Anyone here know much about the SunSpider benchmark? It's used in this article.
It's a WebKit benchmark, so if they are using that to drive their performance tuning then this might lead to a bias (if you use a benchmark as your milestones you're going to get good at that benchmark, even a complex one).
SunSpider is used pretty widely; it claims to be a balanced benchmark, but where the balance point between different language features lies will depend quite a lot on what kind of application one happens to be writing, so it's more an art than a science.
It's funny how a completely new version of a three-months old javascript engine appears just a few weeks after the launch of Chrome. Not that that's bad, of course.
Oh, I understand that, it's just amazing how Google was boasting about an increase of magnitude in js performance, only to have their asses handed to them in just two weeks :)
Yeah, just threw it on my laptop and it soars. Amazing. And still syncs with mobileme (you may laugh, but I have my bookmarks on my PC at work, and when I find a good article on news.yc and bookmark it, it shows up on my laptop at home)
The JavaScript engine performance improvements we've seen over the last few months has been awesome. The competition clearly benefits everyone.
Obviously it varies between apps, but it wouldn't surprise me if the major bottlenecks in many applications are in the DOM access rather than JavaScript engine. It would be great if we saw similar competition on DOM performance.
it wouldn't surprise me if the major bottlenecks in many applications are in the DOM access
No question about it. I'm wondering why we're not seeing much work being done in this area. Perhaps it's because the problems are messier and not as well defined (let alone as well researched) as things like method dispatch?

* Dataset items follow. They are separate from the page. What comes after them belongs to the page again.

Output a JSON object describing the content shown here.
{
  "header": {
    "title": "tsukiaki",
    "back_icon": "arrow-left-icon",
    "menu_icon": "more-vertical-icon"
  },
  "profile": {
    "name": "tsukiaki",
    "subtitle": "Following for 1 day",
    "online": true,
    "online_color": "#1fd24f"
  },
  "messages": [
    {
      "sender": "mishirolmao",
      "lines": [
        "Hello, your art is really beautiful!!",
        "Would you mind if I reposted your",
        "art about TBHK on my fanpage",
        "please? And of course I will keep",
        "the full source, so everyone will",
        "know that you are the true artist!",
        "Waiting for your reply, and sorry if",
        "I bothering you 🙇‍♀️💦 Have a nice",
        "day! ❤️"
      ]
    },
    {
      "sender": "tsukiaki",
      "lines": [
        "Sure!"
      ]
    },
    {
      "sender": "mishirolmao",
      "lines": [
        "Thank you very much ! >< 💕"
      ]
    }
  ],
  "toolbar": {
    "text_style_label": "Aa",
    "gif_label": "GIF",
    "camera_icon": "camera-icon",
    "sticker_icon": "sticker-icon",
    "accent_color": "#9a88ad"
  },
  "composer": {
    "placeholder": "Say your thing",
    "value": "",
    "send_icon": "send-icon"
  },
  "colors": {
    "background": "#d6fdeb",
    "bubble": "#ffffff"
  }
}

The problem with the "Extreme" moniker is specifically: What do you call the next "version"? Squirrelfish Turbo? Super Squirrelfish Extreme? Squirrelfish this?
I think this is why they invented version numbers, but of course, those get annoying after a while too. Isn't that why microsoft went to dates with office?
Squirrelfish 2009
(which of course is released in the summer of 2008)

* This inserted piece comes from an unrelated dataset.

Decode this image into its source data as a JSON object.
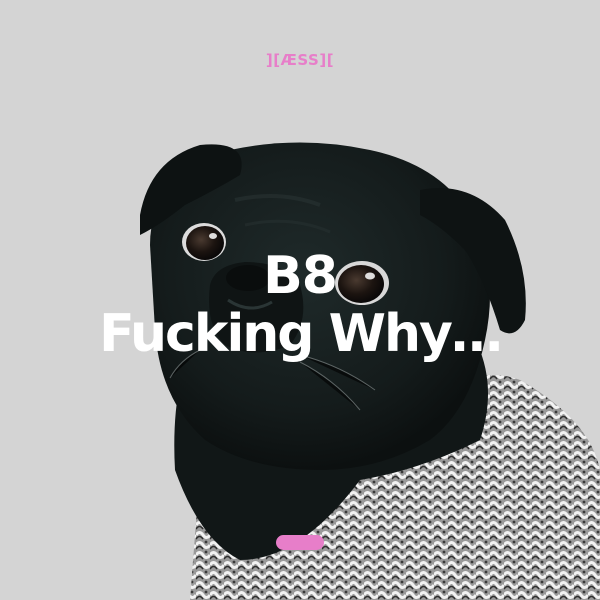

Its pretty kickass though. I've been reading some of the literature on interpreter design lately because of all this javascript hype. Its really great stuff, and the basics are surprisingly simple to understand. I really love that they post their references along with the posts so we, the adoring public, can do some further reading on how they did what they did.

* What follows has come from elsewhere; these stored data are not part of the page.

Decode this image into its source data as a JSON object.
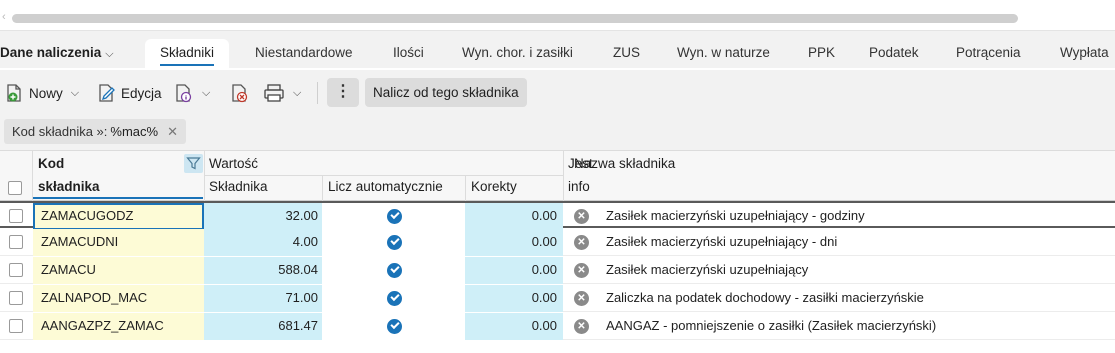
{
  "tabs": {
    "dropdown_label": "Dane naliczenia",
    "items": [
      {
        "label": "Składniki",
        "active": true
      },
      {
        "label": "Niestandardowe"
      },
      {
        "label": "Ilości"
      },
      {
        "label": "Wyn. chor. i zasiłki"
      },
      {
        "label": "ZUS"
      },
      {
        "label": "Wyn. w naturze"
      },
      {
        "label": "PPK"
      },
      {
        "label": "Podatek"
      },
      {
        "label": "Potrącenia"
      },
      {
        "label": "Wypłata"
      }
    ]
  },
  "toolbar": {
    "new_label": "Nowy",
    "edit_label": "Edycja",
    "calc_label": "Nalicz od tego składnika",
    "more_label": "⋮"
  },
  "filter_chip": {
    "label": "Kod składnika »:",
    "value": "%mac%",
    "close": "✕"
  },
  "grid": {
    "headers": {
      "kod_top": "Kod",
      "kod_bottom": "składnika",
      "wartosc": "Wartość",
      "skladnika": "Składnika",
      "licz_auto": "Licz automatycznie",
      "korekty": "Korekty",
      "jest_top": "Jest",
      "jest_bottom": "info",
      "nazwa": "Nazwa składnika"
    },
    "rows": [
      {
        "code": "ZAMACUGODZ",
        "value": "32.00",
        "auto": true,
        "correction": "0.00",
        "info": false,
        "name": "Zasiłek macierzyński uzupełniający - godziny",
        "selected": true
      },
      {
        "code": "ZAMACUDNI",
        "value": "4.00",
        "auto": true,
        "correction": "0.00",
        "info": false,
        "name": "Zasiłek macierzyński uzupełniający - dni"
      },
      {
        "code": "ZAMACU",
        "value": "588.04",
        "auto": true,
        "correction": "0.00",
        "info": false,
        "name": "Zasiłek macierzyński uzupełniający"
      },
      {
        "code": "ZALNAPOD_MAC",
        "value": "71.00",
        "auto": true,
        "correction": "0.00",
        "info": false,
        "name": "Zaliczka na podatek dochodowy - zasiłki macierzyńskie"
      },
      {
        "code": "AANGAZPZ_ZAMAC",
        "value": "681.47",
        "auto": true,
        "correction": "0.00",
        "info": false,
        "name": "AANGAZ - pomniejszenie o zasiłki (Zasiłek macierzyński)"
      }
    ]
  },
  "colors": {
    "accent": "#1a73b8",
    "code_cell_bg": "#fdfbd6",
    "value_cell_bg": "#cfeff8"
  }
}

After this, they go to key combinations on a Symbolics keyboard: Squirrelfish Super, Squirrelfish Meta, Squirrelfish Hyper, Squirrelfish Super-Meta, Squirrelfish Super-Hyper-Meta, etc.
You could go the Japanese anime/game route too. Neo Squirrelfish. Squirrelfish X2. Squirrelfish Alpha. Melty Squirrelfish. Squirrelfish Z. Squirrelfish EX. Super Ultra Hyper Squirrelfish Turbo Edition A2.
This is not as outlandish as it sounds; the easiest way for MS to get high-performance JavaScript would be to jit it onto the existing Silverlight in-browser VM, and use that VM's existing optimisation tricks.